The output of the filter 24, L + R
The signal and the LR signal from the LR demodulation circuit 26 are supplied to an adder 34 and a subtractor 36. Then, an L signal is obtained in the adder 34 and an R signal is obtained in the subtractor 36. Then, the L signal and the R signal are output to the speaker via the D / A converters 38a and 38b, respectively, so that sound is output. In the DSP 20, since the audio signal is digitally processed, it is easy to perform surround processing and various effect processing, and it is also easy to achieve a volume adjustment for each frequency band, a graphic equalizer function, and the like.

As described above, in the present embodiment, the sampling frequency of the reference subcarrier is reduced by dulling the rectangular wave by the filter 32 and employing a sine wave or a pseudo sine wave close to the sine wave as the reference subcarrier. Can be reduced. That is, in the case of a rectangular wave, there is a harmonic component, and unless the sampling frequency is set to about 10 times the frequency of the rectangular wave to be converted, the rectangular wave cannot be correctly represented by a digital signal.
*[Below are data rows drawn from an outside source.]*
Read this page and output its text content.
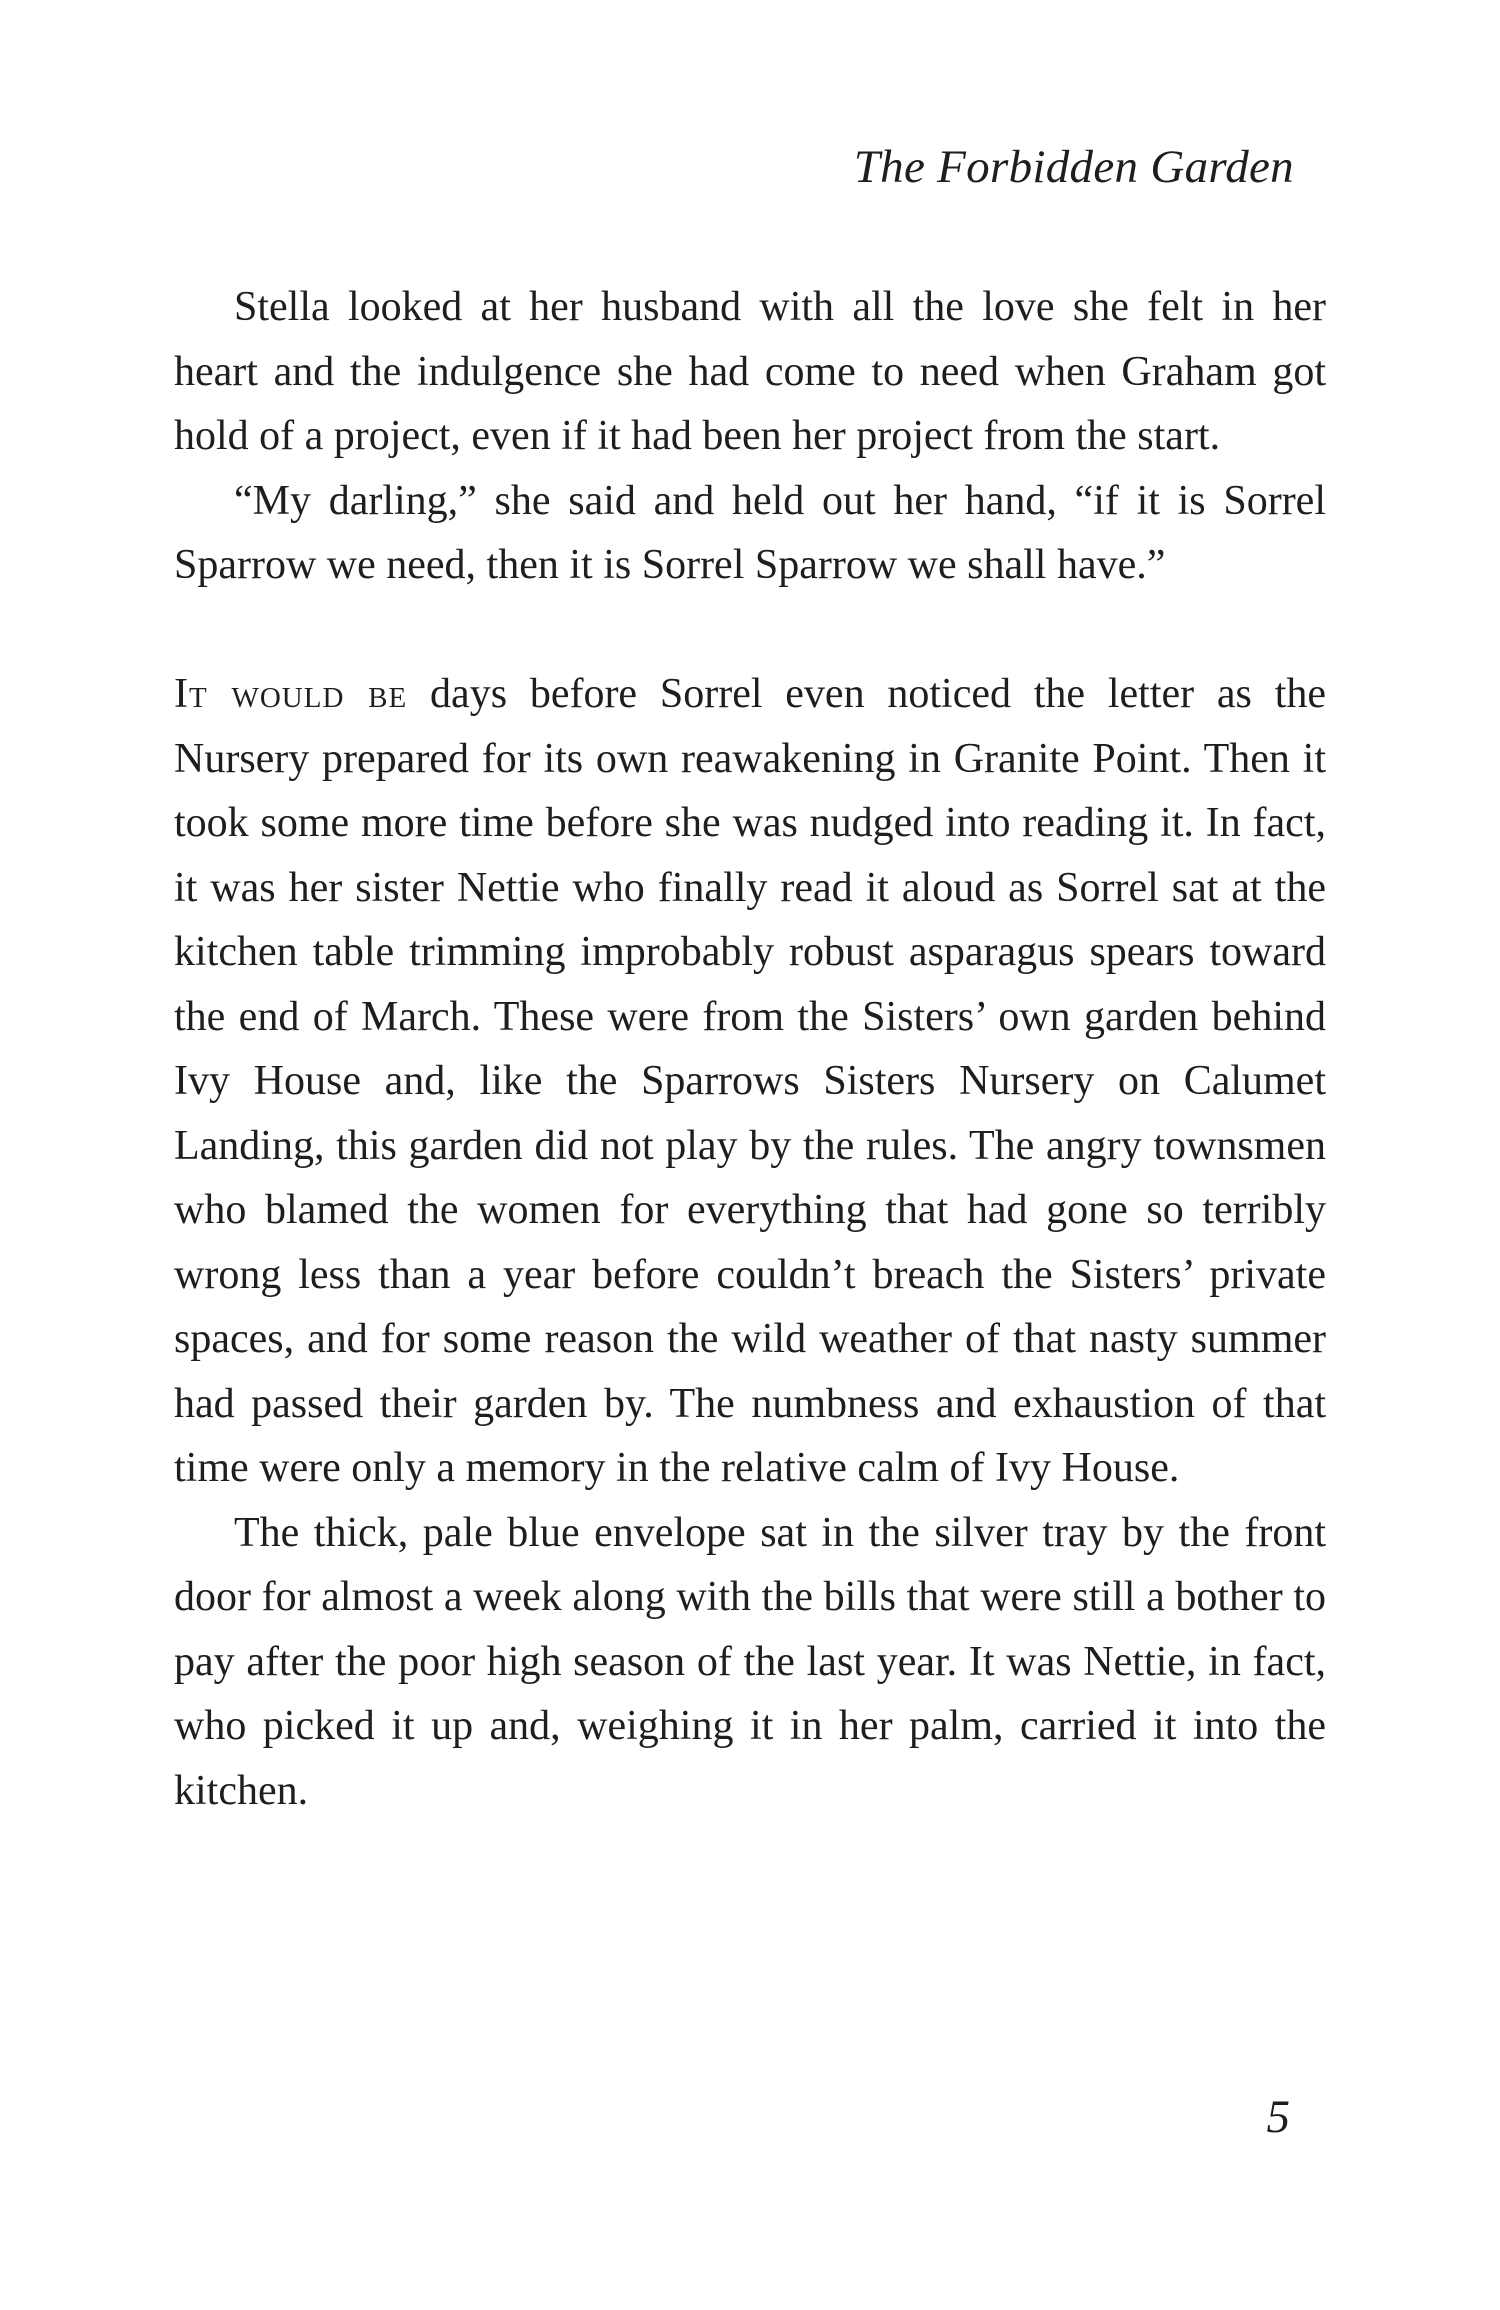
The Forbidden Garden

Stella looked at her husband with all the love she felt in her heart and the indulgence she had come to need when Graham got hold of a project, even if it had been her project from the start.

“My darling,” she said and held out her hand, “if it is Sorrel Sparrow we need, then it is Sorrel Sparrow we shall have.”

It would be days before Sorrel even noticed the letter as the Nursery prepared for its own reawakening in Granite Point. Then it took some more time before she was nudged into reading it. In fact, it was her sister Nettie who finally read it aloud as Sorrel sat at the kitchen table trimming improbably robust asparagus spears toward the end of March. These were from the Sisters’ own garden behind Ivy House and, like the Sparrows Sisters Nursery on Calumet Landing, this garden did not play by the rules. The angry townsmen who blamed the women for everything that had gone so terribly wrong less than a year before couldn’t breach the Sisters’ private spaces, and for some reason the wild weather of that nasty summer had passed their garden by. The numbness and exhaustion of that time were only a memory in the relative calm of Ivy House.

The thick, pale blue envelope sat in the silver tray by the front door for almost a week along with the bills that were still a bother to pay after the poor high season of the last year. It was Nettie, in fact, who picked it up and, weighing it in her palm, carried it into the kitchen.

5
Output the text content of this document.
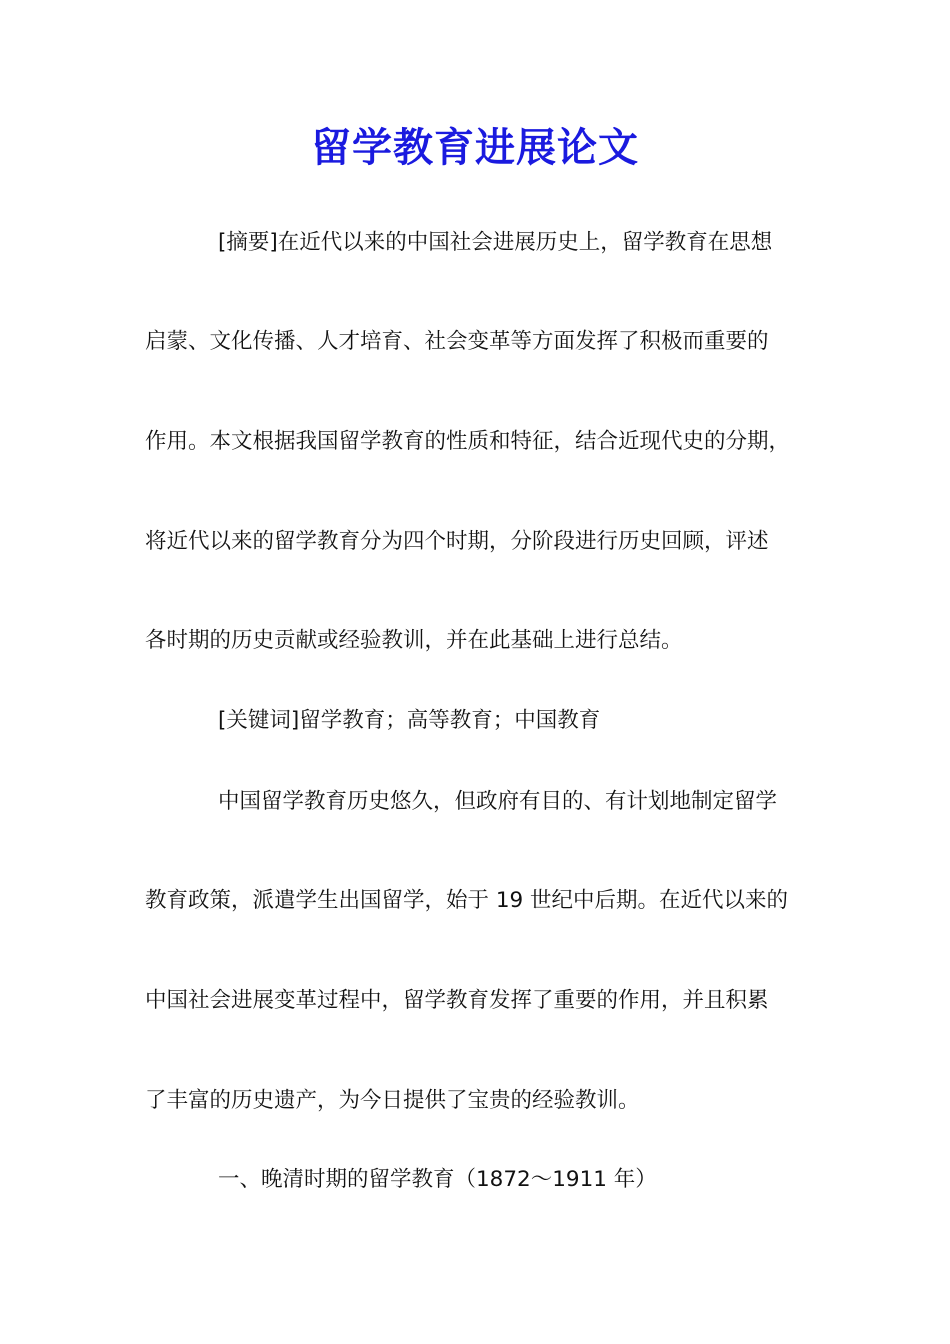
留学教育进展论文
[摘要]在近代以来的中国社会进展历史上，留学教育在思想
启蒙、文化传播、人才培育、社会变革等方面发挥了积极而重要的
作用。本文根据我国留学教育的性质和特征，结合近现代史的分期，
将近代以来的留学教育分为四个时期，分阶段进行历史回顾，评述
各时期的历史贡献或经验教训，并在此基础上进行总结。
[关键词]留学教育；高等教育；中国教育
中国留学教育历史悠久，但政府有目的、有计划地制定留学
教育政策，派遣学生出国留学，始于 19 世纪中后期。在近代以来的
中国社会进展变革过程中，留学教育发挥了重要的作用，并且积累
了丰富的历史遗产，为今日提供了宝贵的经验教训。
一、晚清时期的留学教育（1872～1911 年）
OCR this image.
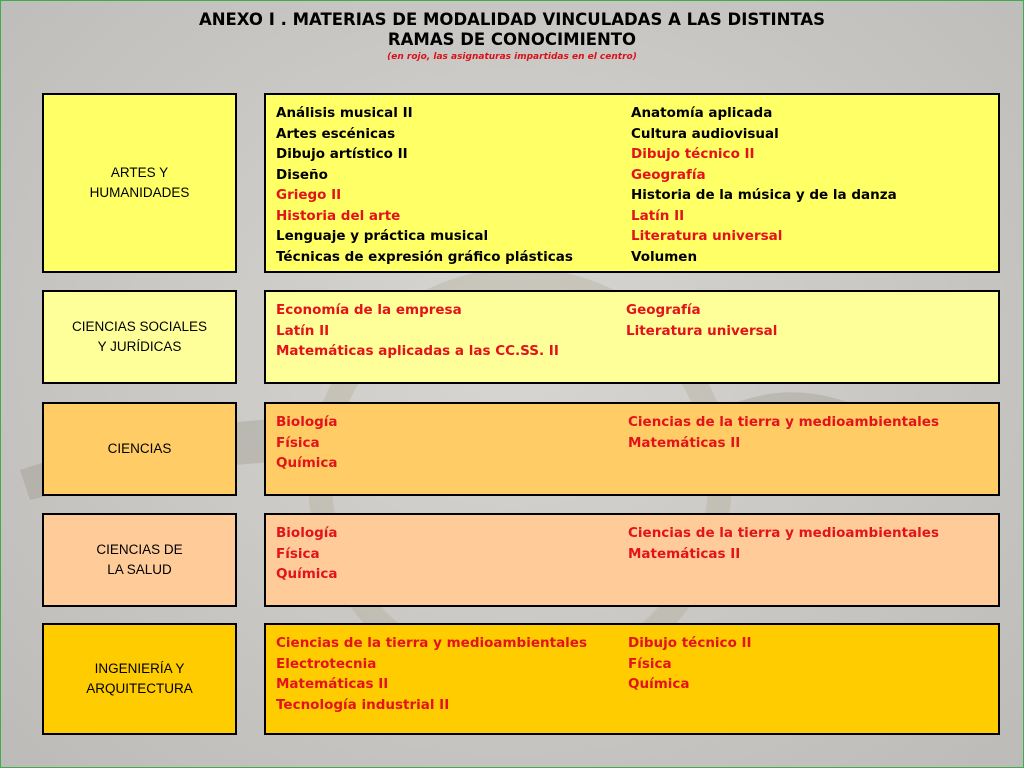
ANEXO I . MATERIAS DE MODALIDAD VINCULADAS A LAS DISTINTAS
RAMAS DE CONOCIMIENTO
(en rojo, las asignaturas impartidas en el centro)
ARTES Y
HUMANIDADES
Análisis musical II
Artes escénicas
Dibujo artístico II
Diseño
Griego II
Historia del arte
Lenguaje y práctica musical
Técnicas de expresión gráfico plásticas
Anatomía aplicada
Cultura audiovisual
Dibujo técnico II
Geografía
Historia de la música y de la danza
Latín II
Literatura universal
Volumen
CIENCIAS SOCIALES
Y JURÍDICAS
Economía de la empresa
Latín II
Matemáticas aplicadas a las CC.SS. II
Geografía
Literatura universal
CIENCIAS
Biología
Física
Química
Ciencias de la tierra y medioambientales
Matemáticas II
CIENCIAS DE
LA SALUD
Biología
Física
Química
Ciencias de la tierra y medioambientales
Matemáticas II
INGENIERÍA Y
ARQUITECTURA
Ciencias de la tierra y medioambientales
Electrotecnia
Matemáticas II
Tecnología industrial II
Dibujo técnico II
Física
Química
That is, the clipped signal contains a high frequency of about 1 to 10 times, and a high sampling frequency is required to sample all of them. In the case of the present embodiment, the reference subcarrier is 38 kHz, and its sampling clock is about 380 kHz. However, if a sine wave is used, accurate demodulation can be performed in demodulation using the sampling clock even if the sampling clock is relatively low. At this time, since the sine wave contains only a high frequency of about 1 to 2 times, it can be demodulated at a sampling frequency of 2 to 3 times the carrier frequency. In the present embodiment, a sampling frequency of about 154 kHz is employed for a 38 kHz rectangular wave, and the rectangular wave obtained at this sampling frequency is blunted by the filter 32 to be a sine wave. Thus, the LR demodulation circuit 26 was able to accurately demodulate the LR signal.

Here, as the filter 32, a low-pass or band-pass filter is used.
(Infinite Impulse Response) filter is adopted. This IIR filter has a loop in which the signal after addition is delayed and returned to the adder, whereby the response to the impulse continues indefinitely. In a normal case, a path before delaying a signal before input to an adder is supplied to the adder, a path having a different delay time, and the like are provided, and a coefficient of a coefficient multiplier arranged on a plurality of paths can be set. By setting this coefficient to an appropriate one, desired filtering can be performed.

[0023]

As described above, according to the present invention,
In digital signal processing, since the LR signal is demodulated with the reference subcarrier being a sine wave or a pseudo sine wave, accurate demodulation of the LR signal can be performed even if the sampling frequency for obtaining the reference subcarrier is relatively low. It can be carried out.

[Brief description of the drawings]

FIG. 1 is a block diagram illustrating a configuration of a circuit according to an embodiment.

[Explanation of symbols]

Reference Signs List 10 antenna, 12 front end, 14 amplifier, 16 A / D converter, 20 DSP, 22 FM demodulation circuit, 24 filter, 26 LR demodulation circuit, 28
Bandpass filter, 30 clock generation circuit, 32
filter.

Claims (2)

[Claims] 1. A signal processing circuit of an FM radio receiver which receives an FM radio broadcast wave, converts a received signal into an intermediate frequency signal, converts the signal into a digital signal, and demodulates the signal. When demodulating an LR signal using a digital reference subcarrier with respect to the obtained digital composite signal, a signal of an FM radio receiver using a sine wave or a pseudo sine wave as a digital reference subcarrier. Processing circuit. 2. The circuit according to claim 1, wherein the digital reference subcarrier is obtained by processing a rectangular wave signal synchronized with a subcarrier of a digital composite signal by an IIR filter to remove a harmonic component. A signal processing circuit for an FM radio receiver.